I do want to grow our company, so the way I've been doing that is moving 'scary' to different things.

I love going to see musicals. That was one of the major reasons why losing the chance to produce 'La La Land' was so painful.

Ryan Murphy and I share our love of horror and musicals. I think those things somehow go together.

When you work in low budgets, you can do weird stuff.

I think if you went to a studio and pitched the first 'Insidious,' it never would have gotten made because it was so offbeat.

I really love 'Poltergeist.' I think that's a great, terrific movie. I did really love the first 'Friday the 13th.' I thought that was such a crazy movie.

I think it's frightening for all of us to contemplate that there's more to the universe than just us, in whatever form it takes, that there are higher forces at work, and to me, that's always a scary notion.

I started out producing theatre in New York.

I think there's room for people to love 'Transformers' and love 'Insidious.' They coexist in a happy way; in other words, my movies wouldn't exist if 'Transformers' didn't exist, because they're an alternative to that.

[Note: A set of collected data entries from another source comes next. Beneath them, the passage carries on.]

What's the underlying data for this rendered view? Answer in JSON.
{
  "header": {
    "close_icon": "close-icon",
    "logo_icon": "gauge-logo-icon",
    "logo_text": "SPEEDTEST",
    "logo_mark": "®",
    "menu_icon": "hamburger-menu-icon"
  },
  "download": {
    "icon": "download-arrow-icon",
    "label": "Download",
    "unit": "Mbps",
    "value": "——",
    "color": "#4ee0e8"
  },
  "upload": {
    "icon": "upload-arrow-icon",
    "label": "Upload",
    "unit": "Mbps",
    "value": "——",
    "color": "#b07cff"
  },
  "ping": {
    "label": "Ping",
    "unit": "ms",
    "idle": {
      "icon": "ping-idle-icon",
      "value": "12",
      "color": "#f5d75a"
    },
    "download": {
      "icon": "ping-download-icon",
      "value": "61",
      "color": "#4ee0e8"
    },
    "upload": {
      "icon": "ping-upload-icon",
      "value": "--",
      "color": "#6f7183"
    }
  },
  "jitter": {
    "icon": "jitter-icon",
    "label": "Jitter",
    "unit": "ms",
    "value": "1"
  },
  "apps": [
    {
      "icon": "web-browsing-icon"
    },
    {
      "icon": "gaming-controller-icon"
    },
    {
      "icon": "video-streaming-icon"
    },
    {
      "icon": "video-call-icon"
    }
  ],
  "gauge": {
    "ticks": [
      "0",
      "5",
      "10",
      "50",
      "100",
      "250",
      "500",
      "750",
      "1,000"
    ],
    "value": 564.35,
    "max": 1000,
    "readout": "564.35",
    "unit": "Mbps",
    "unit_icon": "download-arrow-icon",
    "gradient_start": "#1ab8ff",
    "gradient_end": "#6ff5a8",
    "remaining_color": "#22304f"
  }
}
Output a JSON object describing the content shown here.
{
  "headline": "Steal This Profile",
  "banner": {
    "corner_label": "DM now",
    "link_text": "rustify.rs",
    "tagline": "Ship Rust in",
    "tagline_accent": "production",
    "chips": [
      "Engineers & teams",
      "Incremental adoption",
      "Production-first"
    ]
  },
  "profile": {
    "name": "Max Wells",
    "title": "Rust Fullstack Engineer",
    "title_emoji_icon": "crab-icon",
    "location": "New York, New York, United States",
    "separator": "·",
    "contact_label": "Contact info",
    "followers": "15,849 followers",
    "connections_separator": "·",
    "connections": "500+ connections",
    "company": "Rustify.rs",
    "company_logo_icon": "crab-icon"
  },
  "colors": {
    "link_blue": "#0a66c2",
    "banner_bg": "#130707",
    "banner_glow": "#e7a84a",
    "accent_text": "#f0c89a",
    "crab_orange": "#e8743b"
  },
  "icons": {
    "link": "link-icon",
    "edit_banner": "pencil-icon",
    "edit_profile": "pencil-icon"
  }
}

They're not better or worse, they're just different.

I love to go see big movies, I just don't make them. It's just a different business.

The business of horror movies goes up and down, and people are always like, 'It's working,' 'It's not working,' but generally, I think if you make a good movie that's scary, people will come.

It's harder and harder to scare people, and filmmakers are aware of that, and they're making the movies better, and I think they feel more original, which I always like.

I think when people are scared, they like to see movies where the scares are not real.

It is hard to make a movie funny and scary at the same time.

I have a real kind of fundamental philosophical belief that movies are better if everyone gets paid when they work, and if they don't work, the people who worked on them make a little bit of money, and the people who finance them, they lose, but they don't lose too much. I believe that that creates better work.

I wasn't a fanboy of horror. I didn't grow up on horror movies. I grew up loving all movies. I still love all movies, but I particularly love scary movies - as much for the culture around them as the movies themselves.